Using the EU ETS system

Aluminium rolling and recycling company Novelis has seen several of its plants within the European Union come within the scope of the EU ETS regulation this year. Below, Andy Doran, Senior Manager of Sustainability and Recycling Development at Novelis, tells Resource his thoughts on the EU ETS system.

Q: How well do you believe the ETS system works in reducing emissions?

A: Carbon trading will definitely work so long as the basic framework conditions are right. The theory behind cap and trade systems, like the EU ETS, is sound, but the European scheme has been outflanked by circumstances where an oversupply of permits and the economic downturn have led to a collapse in demand for, and therefore the price of, carbon permits.
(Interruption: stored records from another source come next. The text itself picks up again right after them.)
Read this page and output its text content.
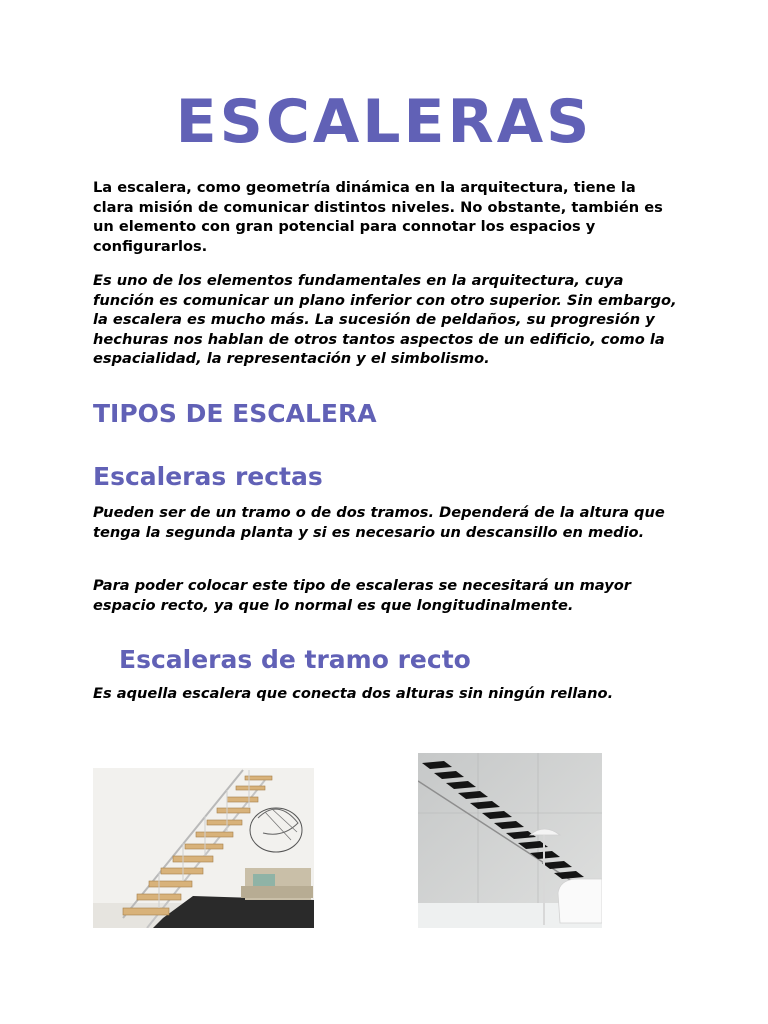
ESCALERAS
La escalera, como geometría dinámica en la arquitectura, tiene la clara misión de comunicar distintos niveles. No obstante, también es un elemento con gran potencial para connotar los espacios y configurarlos.
Es uno de los elementos fundamentales en la arquitectura, cuya función es comunicar un plano inferior con otro superior. Sin embargo, la escalera es mucho más. La sucesión de peldaños, su progresión y hechuras nos hablan de otros tantos aspectos de un edificio, como la espacialidad, la representación y el simbolismo.
TIPOS DE ESCALERA
Escaleras rectas
Pueden ser de un tramo o de dos tramos. Dependerá de la altura que tenga la segunda planta y si es necesario un descansillo en medio.
Para poder colocar este tipo de escaleras se necesitará un mayor espacio recto, ya que lo normal es que longitudinalmente.
Escaleras de tramo recto
Es aquella escalera que conecta dos alturas sin ningún rellano.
It’s clear that the scheme was designed to operate effectively with higher permit prices and current ETS prices alone are not strong drivers for energy-efficiency improvements.

Q: What is new for ETS Phase III?

A: An important change in Phase III of the scheme is the inclusion of electricity generating companies within the scope. This effectively brings in all the indirect emissions caused by power generation, passing the ETS price of carbon directly to power consumers. Despite the low cost of ETS permits, the price of carbon included by power generators is significantly increasing energy prices. So overall, either through ETS or through general energy pricing, the incentive to minimise energy consumption remains strong.
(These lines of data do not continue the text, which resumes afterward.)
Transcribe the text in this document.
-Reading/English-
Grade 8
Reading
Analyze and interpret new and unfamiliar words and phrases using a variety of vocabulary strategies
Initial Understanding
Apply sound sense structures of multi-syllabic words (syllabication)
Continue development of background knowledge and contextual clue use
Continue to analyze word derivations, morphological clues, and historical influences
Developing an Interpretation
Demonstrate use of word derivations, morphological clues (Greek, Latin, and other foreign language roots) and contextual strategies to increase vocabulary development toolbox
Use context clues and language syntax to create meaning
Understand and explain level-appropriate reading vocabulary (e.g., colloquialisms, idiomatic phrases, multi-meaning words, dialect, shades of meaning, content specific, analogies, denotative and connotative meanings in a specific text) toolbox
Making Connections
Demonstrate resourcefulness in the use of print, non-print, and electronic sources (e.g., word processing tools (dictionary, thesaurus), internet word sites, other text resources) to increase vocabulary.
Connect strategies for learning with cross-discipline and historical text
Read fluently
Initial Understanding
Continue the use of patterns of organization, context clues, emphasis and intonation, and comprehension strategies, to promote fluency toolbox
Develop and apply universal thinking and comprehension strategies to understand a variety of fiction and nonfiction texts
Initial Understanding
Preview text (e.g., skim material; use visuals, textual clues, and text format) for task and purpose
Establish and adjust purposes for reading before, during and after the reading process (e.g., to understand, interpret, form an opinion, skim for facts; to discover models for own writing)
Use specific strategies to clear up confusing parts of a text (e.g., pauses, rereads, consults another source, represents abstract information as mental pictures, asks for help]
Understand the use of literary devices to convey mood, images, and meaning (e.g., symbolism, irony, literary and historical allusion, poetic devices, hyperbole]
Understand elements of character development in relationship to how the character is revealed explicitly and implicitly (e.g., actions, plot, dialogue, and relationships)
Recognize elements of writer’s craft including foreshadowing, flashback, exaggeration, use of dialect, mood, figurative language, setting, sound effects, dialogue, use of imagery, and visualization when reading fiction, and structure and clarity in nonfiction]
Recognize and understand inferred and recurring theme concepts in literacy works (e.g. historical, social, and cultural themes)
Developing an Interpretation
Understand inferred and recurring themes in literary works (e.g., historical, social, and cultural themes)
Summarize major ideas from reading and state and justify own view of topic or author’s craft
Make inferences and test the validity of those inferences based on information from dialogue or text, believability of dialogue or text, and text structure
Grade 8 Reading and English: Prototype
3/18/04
Q: What changes would Novelis wish the EU to bring in (if any) to reform the ETS mechanism?

A: It is right that bodies like the EU set market-based carbon policies that allow industry flexibility to meet reduction targets, but it is less clear whether public bodies like the EU are also able to react quickly enough to adapt that system when market conditions deviate radically from what was planned. Something more responsive is needed.

Overall, we would like to see carbon policies that encourage investment in decarbonisation and reward products that deliver low-carbon consumption throughout their lifecycle. In particular, the current scheme does not fully recognise or reward the benefits that accrue from aluminium recycling, itself an energy process, but one that delivers significant benefits compared to primary aluminium production. Therefore we would like to see full compensation for the indirect effect of any emissions trading schemes on electricity prices for recycling-based businesses like ours in all member states. Also, as a growing business, we want to see carbon measurement on a per tonne or per unit aluminium rather than an absolute basis, as caps on emissions could restrict our growth opportunities.

Novelis aims to halve its GHG emissions by 2020 (against a 2007-09 average baseline).